Interscholastic sports are the most competitive of all sports programs at the high school level and are the only sports sanctioned by the Minnesota State High School League (MSHSL). Adapted Athletics are interscholastic sports that are just as competitive as football, hockey or any other high school varsity sport. Adapted Athletics emerged and developed to this point over the last 30+ years with considerable input from many sources including coaches, educators, former players and high school league officials. In fact, it was the players themselves that wanted an opportunity to play in a sports program that was “just like the programs offered to their classmates”.

The goal of the program has always been to provide sports experiences for high school athletes with disabilities in the same manner that they have been provided for non-disabled athletes. The organization wanted to provide interscholastic sports opportunities where none previously existed. This has been achieved in the state of Minnesota. Minnesota is the first state where adapted sports have been officially sanctioned by a state high school league. The organization is very proud of the accomplishments that have been made on the behalf of athletes with disabilities!

Adapted Floor Hockey Photo

The following indoor sports are offered by the MSHSL:

  • Adapted Soccer (Fall)
  • Adapted Floor Hockey (Winter)
  • Adapted Softball (Spring)
  • Adapted Bowling (Spring)

November 1992: “In an emotional and unanimous vote, the Minnesota State High School League welcomes athletics with disabilities into its family.” – StarTribune, Minneapolis/St.
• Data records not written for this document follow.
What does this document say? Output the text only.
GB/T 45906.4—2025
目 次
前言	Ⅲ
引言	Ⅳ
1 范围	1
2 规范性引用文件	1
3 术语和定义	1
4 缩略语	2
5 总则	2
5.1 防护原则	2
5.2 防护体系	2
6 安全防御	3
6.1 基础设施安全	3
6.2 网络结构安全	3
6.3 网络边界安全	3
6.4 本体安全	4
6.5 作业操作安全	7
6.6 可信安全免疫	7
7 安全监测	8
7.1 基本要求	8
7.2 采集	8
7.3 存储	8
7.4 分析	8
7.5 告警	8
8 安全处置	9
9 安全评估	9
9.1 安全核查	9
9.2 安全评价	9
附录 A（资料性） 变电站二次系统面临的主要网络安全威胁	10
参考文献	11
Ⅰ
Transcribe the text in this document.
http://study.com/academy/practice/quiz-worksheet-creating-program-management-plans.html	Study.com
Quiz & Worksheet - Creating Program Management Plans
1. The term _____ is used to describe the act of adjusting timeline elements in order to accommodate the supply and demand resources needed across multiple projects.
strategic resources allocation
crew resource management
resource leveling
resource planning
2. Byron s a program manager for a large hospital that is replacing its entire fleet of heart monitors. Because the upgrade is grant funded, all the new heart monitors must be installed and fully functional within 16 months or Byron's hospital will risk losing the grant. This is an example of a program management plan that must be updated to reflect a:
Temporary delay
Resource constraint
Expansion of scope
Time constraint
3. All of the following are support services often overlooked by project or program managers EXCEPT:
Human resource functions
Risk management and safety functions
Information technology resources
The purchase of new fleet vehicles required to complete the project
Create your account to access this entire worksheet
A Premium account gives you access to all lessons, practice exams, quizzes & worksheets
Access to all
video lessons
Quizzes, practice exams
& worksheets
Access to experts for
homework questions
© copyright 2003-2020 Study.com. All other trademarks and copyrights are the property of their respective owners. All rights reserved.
Paul, MN.

Value of Adapted Athletics

Interscholastic adapted athletics is definitely an important dimension in the education of the whole person. Students with varying types of disabilities compete co-educationally while representing their school district or combination of school districts. Students who participate on a school team assume an obligation to model exemplary behavior not only for themselves, but also for those whom they represent. Athletic awards earned by an athlete with a disability, represent not only participation by the student in a specified amount of interscholastic play, but also good citizenship which is expected of all athletes. Interscholastic athletics are intended to give student athletes the opportunity to discover and/or improve the following:

  • Goal setting
  • Pride and self-confidence
  • Friendships
  • Leadership and teamwork
  • Competitiveness
  • Graciousness (win or lose)
  • Physical condition/wellness
  • Concentration and intensity
  • A sense of community and belonging,
  • Commitment and dedication

It is the belief of the MAAA Board that the mental and physical attributes that student athletes acquire through participation will help them lead more productive and well-rounded lives.

Within the context of this competitive program, we encourage coaches to play as many players as possible. However, coaches have the discretion to manage their teams in whatever way they see fit. Players gain playing time by demonstrating the ability to play the game at a high level of skill that comes from:

  • Participating in all practices
  • Developing a strong work ethic that may include work outside of the scheduled practice times
  • Displaying an ongoing dedication to the sport
  • Being a team player whether playing in the game or supporting their teammates from the sidelines
  • Willingness to do whatever they can to enhance the team’s success.